An awful thought hit him. Had humankind evolved so much that now some of them could see him when he didn’t want them to? Humans see demons and other invisibles? A sarcastic snort. Good grief, wouldn’t that change things?
Truth was, she’d intrigued him. He sensed something different in her than in any other human he’d ever met. She was surrounded by this rainbow aura of pulsating light that he’d never witnessed before.
And for a human, she’d had courage, showing no fear whatsoever when she saw him. There’d been caution, yes, but no fear. As if she’d dealt with his kind before. Odd.
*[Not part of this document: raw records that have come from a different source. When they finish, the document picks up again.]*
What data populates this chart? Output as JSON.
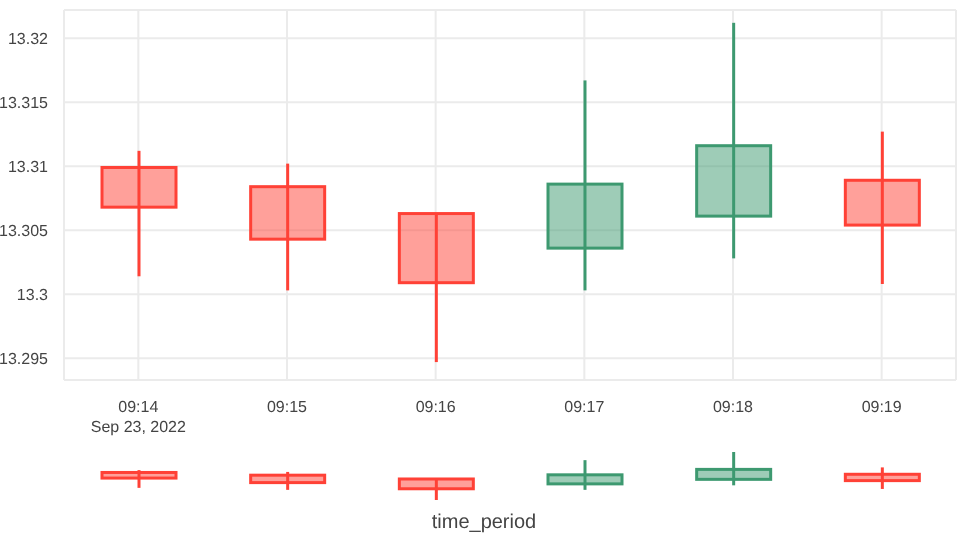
{
  "chart_data": {
    "type": "candlestick",
    "xlabel": "time_period",
    "categories": [
      "09:14\nSep 23, 2022",
      "09:15",
      "09:16",
      "09:17",
      "09:18",
      "09:19"
    ],
    "ohlc": [
      [
        13.3099,
        13.3112,
        13.3014,
        13.3068
      ],
      [
        13.3084,
        13.3102,
        13.3003,
        13.3043
      ],
      [
        13.3063,
        13.3063,
        13.2947,
        13.3009
      ],
      [
        13.3036,
        13.3167,
        13.3003,
        13.3086
      ],
      [
        13.3061,
        13.3212,
        13.3028,
        13.3116
      ],
      [
        13.3089,
        13.3127,
        13.3008,
        13.3054
      ]
    ],
    "colors": [
      "#ff4136",
      "#ff4136",
      "#ff4136",
      "#3d9970",
      "#3d9970",
      "#ff4136"
    ],
    "ylim": [
      13.2933,
      13.3222
    ],
    "yticks": [
      13.295,
      13.3,
      13.305,
      13.31,
      13.315,
      13.32
    ],
    "grid": true
  }
}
He couldn’t stop thinking about her. It’d been a long time since anyone had touched him in any way and she had. In the dark, notwithstanding the scars on the side of her face her hair was meant to hide, he’d seen she was young and tall for a human female. Her voice had been husky. Strength hid behind her movements as fluid as an athlete’s or a dancer’s. Shoulder-length hair shone softly in the moonlight. Her eyes glistened deep with secrets.
He saw all that and more. The dark hid nothing because he drew power from the night.
After the encounter, he’d returned to skulk through the shadows around the two-story building he saw her go into, trying to peek in. But the blinds were drawn and he wasn’t sure which part of the house she was in. Other people lived there, he could sense them, so he couldn’t run in and drag her out. Not that he wanted to. It’d be foolish to cause trouble close to his new residence when he didn’t want to find another apartment. He liked his rooms, the location. So he went on his way. He had time. Unwise or not, he had to get to know the woman next door better. Find out if she could actually see his kind. And how. Then he’d decide what to do.